Fabuła doskonale współgra z historią Carpentera sprzed lat. Twórcy prequela zadbali nawet o takie szczególiki jak wbita w ścianę siekiera, którą w starej wersji znajdują Amerykanie w norweskiej placówce badawczej. Choć wiele momentów skopiowano z dzieła Carpentera, jak na przykład badanie na obecność Obcego w organizmach ludzi (choć tutaj ma nieco inny przebieg) to absolutnie nie psuje to ogólnego wyrazu filmu, który co tu dużo mówić, przynajmniej nie nudzi, a miejscami ma nawet szansę wzbudzić spore zainteresowanie u odbiorcy. Ponadto zadbano również o zimową scenerię, która z uwagi na swoje odizolowanie od cywilizacji (jak okiem sięgnąć nic tylko śnieg) znacznie potęguje alienację bohaterów, zmagających się z odrażającym pozaziemskim wrogiem.

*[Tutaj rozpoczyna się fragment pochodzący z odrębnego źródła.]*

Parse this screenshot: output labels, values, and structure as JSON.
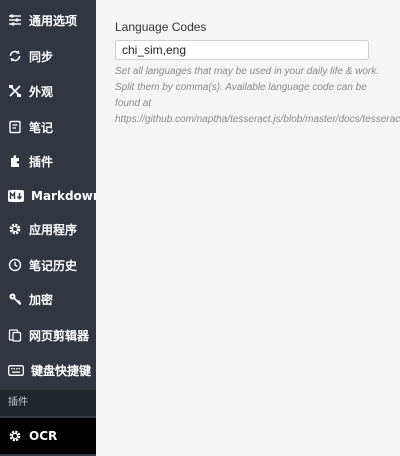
{
  "sidebar": {
    "items": [
      {
        "label": "通用选项",
        "icon": "sliders-icon"
      },
      {
        "label": "同步",
        "icon": "sync-icon"
      },
      {
        "label": "外观",
        "icon": "brush-icon"
      },
      {
        "label": "笔记",
        "icon": "note-icon"
      },
      {
        "label": "插件",
        "icon": "puzzle-icon"
      },
      {
        "label": "Markdown",
        "icon": "markdown-icon"
      },
      {
        "label": "应用程序",
        "icon": "gear-icon"
      },
      {
        "label": "笔记历史",
        "icon": "history-icon"
      },
      {
        "label": "加密",
        "icon": "key-icon"
      },
      {
        "label": "网页剪辑器",
        "icon": "clipper-icon"
      },
      {
        "label": "键盘快捷键",
        "icon": "keyboard-icon"
      }
    ],
    "section_header": "插件",
    "active_item": {
      "label": "OCR",
      "icon": "gear-icon"
    }
  },
  "main": {
    "field_label": "Language Codes",
    "field_value": "chi_sim,eng",
    "help_lines": [
      "Set all languages that may be used in your daily life & work.",
      "Split them by comma(s). Available language code can be",
      "found at",
      "https://github.com/naptha/tesseract.js/blob/master/docs/tesseract"
    ]
  },
  "colors": {
    "sidebar_bg": "#313640",
    "section_bg": "#22262d",
    "active_bg": "#000000",
    "main_bg": "#f5f5f5"
  }
}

Najwyrazistszą postacią jest oczywiście Amerykanka Kate Lloyd wykreowana przez gwiazdkę Hollywoodu Mary Elizabet Winstead, która szybko obejmuje dowodzenie nad Norwegami. Kobieta nie miała łatwego zadania z udźwignięciem swojej roli, ale myślę, że idealnie wczuła się w odgrywaną przez siebie postać, sprawiając, że widzowie utożsamiali się przede wszystkim z nią.

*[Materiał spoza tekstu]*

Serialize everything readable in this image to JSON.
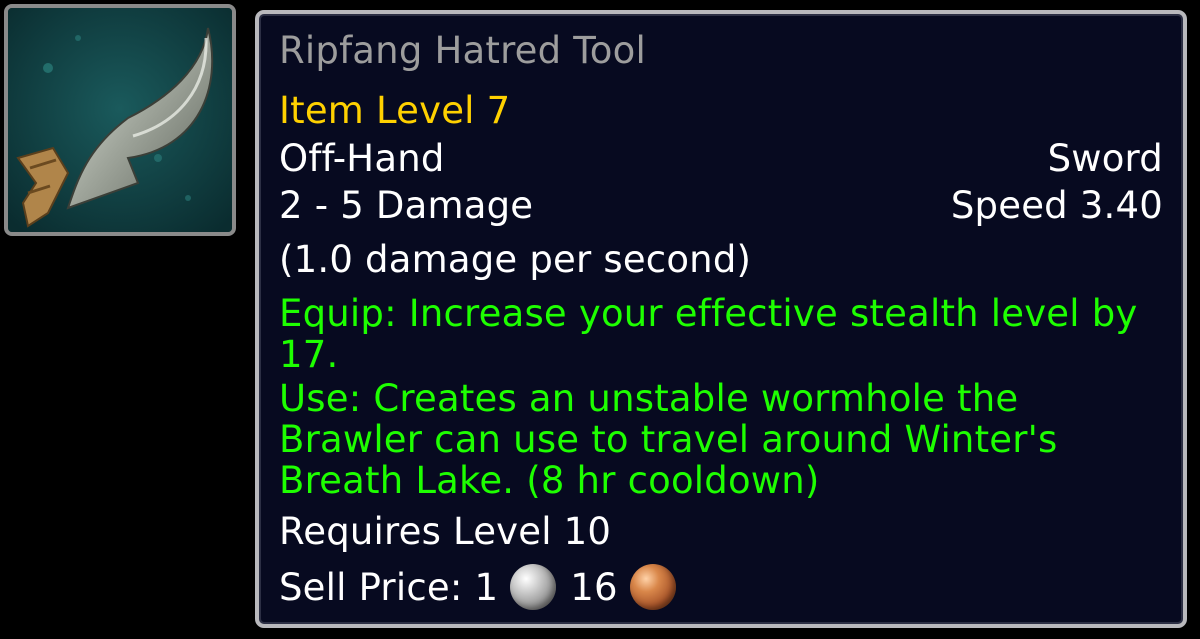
{
  "item": {
    "name": "Ripfang Hatred Tool",
    "item_level": "Item Level 7",
    "slot": "Off-Hand",
    "weapon_type": "Sword",
    "damage": "2 - 5 Damage",
    "speed": "Speed 3.40",
    "dps": "(1.0 damage per second)",
    "equip_effect": "Equip: Increase your effective stealth level by 17.",
    "use_effect": "Use: Creates an unstable wormhole the Brawler can use to travel around Winter's Breath Lake. (8 hr cooldown)",
    "requirement": "Requires Level 10",
    "sell_price": {
      "label": "Sell Price:",
      "silver": "1",
      "copper": "16",
      "silver_icon": "silver-coin-icon",
      "copper_icon": "copper-coin-icon"
    },
    "icon": "curved-dagger-icon"
  },
  "colors": {
    "name_poor": "#9d9d9d",
    "item_level": "#ffd100",
    "text": "#ffffff",
    "effect": "#1eff00",
    "tooltip_bg": "#070a20",
    "border": "#b9b9bd"
  }
}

Prequel "Coś" jako horror nie jest w stanie całkowicie zadowolić widza, ponieważ brak mu klimatu grozy oraz realizmu w kreacjach Obcego. Ale już jako kino science-fiction radzi sobie całkiem nieźle. Wielbiciele starej wersji nie powinni być zanadto zawiedzeni, jeśli oczywiście zapamiętają, aby nie porównywać ze sobą obu filmów, ponieważ w zestawieniu z ponadczasowym dziełem Carpentera prequel zostaje daleko w tyle. Jako jednorazowa, odprężająca rozrywka nowy "Coś" całkowicie spełnia swoje zadanie. Aczkolwiek nadal mam nadzieję, że doczekam się w końcu czegoś nowego od Amerykanów, bo szczerze mówiąc powielanie pomysłów sprzed lat robi się już nudne.

4 komentarze:

  1. Dla mnie COŚ było miłym zaskoczeniem na koniec roku. W tym tygodniu jeszcze wybiorę się na ŁOWCĘ TROLLI (by wesprzeć małego dystrybutora :)), a potem będę czekał do października na nową TEKSAŃSKĄ MASAKRĘ i HALLOWEEN. Wydaje mi się, że 2012 będzie lepszy od 2011, bo oprócz tych dwóch tytułów, reszta to oryginalne filmy (w sensie nie sequel, remake, prequel).

    OdpowiedzUsuń
  2. faaajne.. : D
    liczę na promocję, i wchodzenie na mojego bloga : http://zwariowana-klasa.blogspot.com/

    OdpowiedzUsuń
  3. Całkiem przyjemny film. Pierwsze momenty pojawiania się "Cosia" z nikąd rzeczywiście podrywały mnie z fotela, ale później sie do tego przyzwyczaiłam. Ciężko mi do końca ocenić ponieważ nie oglądała oryginału chociaż znam fabułę. Mnie się całkiem podobał chociaż niektóre momenty były przesadzone pod względem efektów.

    OdpowiedzUsuń
  4. Film trzyma poziom w stosunku do oryginału. Najpierw oglądałem pierwowzór, który uwielbiam, a później odświeżoną wersję. Pomijając fakt, jak kino się zmieniło na przestrzeni wielu lat, muszę stwierdzić z premedytacją, że obraz z 2011 roku dalece nie odbiega klimatem do oryginału. Twórcy zadbali o to aby jakość filmu była podobna charakterem do kultowego pierwowzoru. Efekty specjalne w wersji z 2011 roku musiały sie pojawić w formie animacji komputerowej, wymagała tego fabuła i nie było innego wyjścia, natomiast w tej starszej wersji wszystkie efekty specjalne powstawały w całkiem inny sposób. W latach '80-tych, nie było tak zaawansowanej techniki komputerowych animacji, a mimo to twórcy wykonali doskonałą robotę.
    Warto obejrzeć "Coś", w tych dwóch wersjach.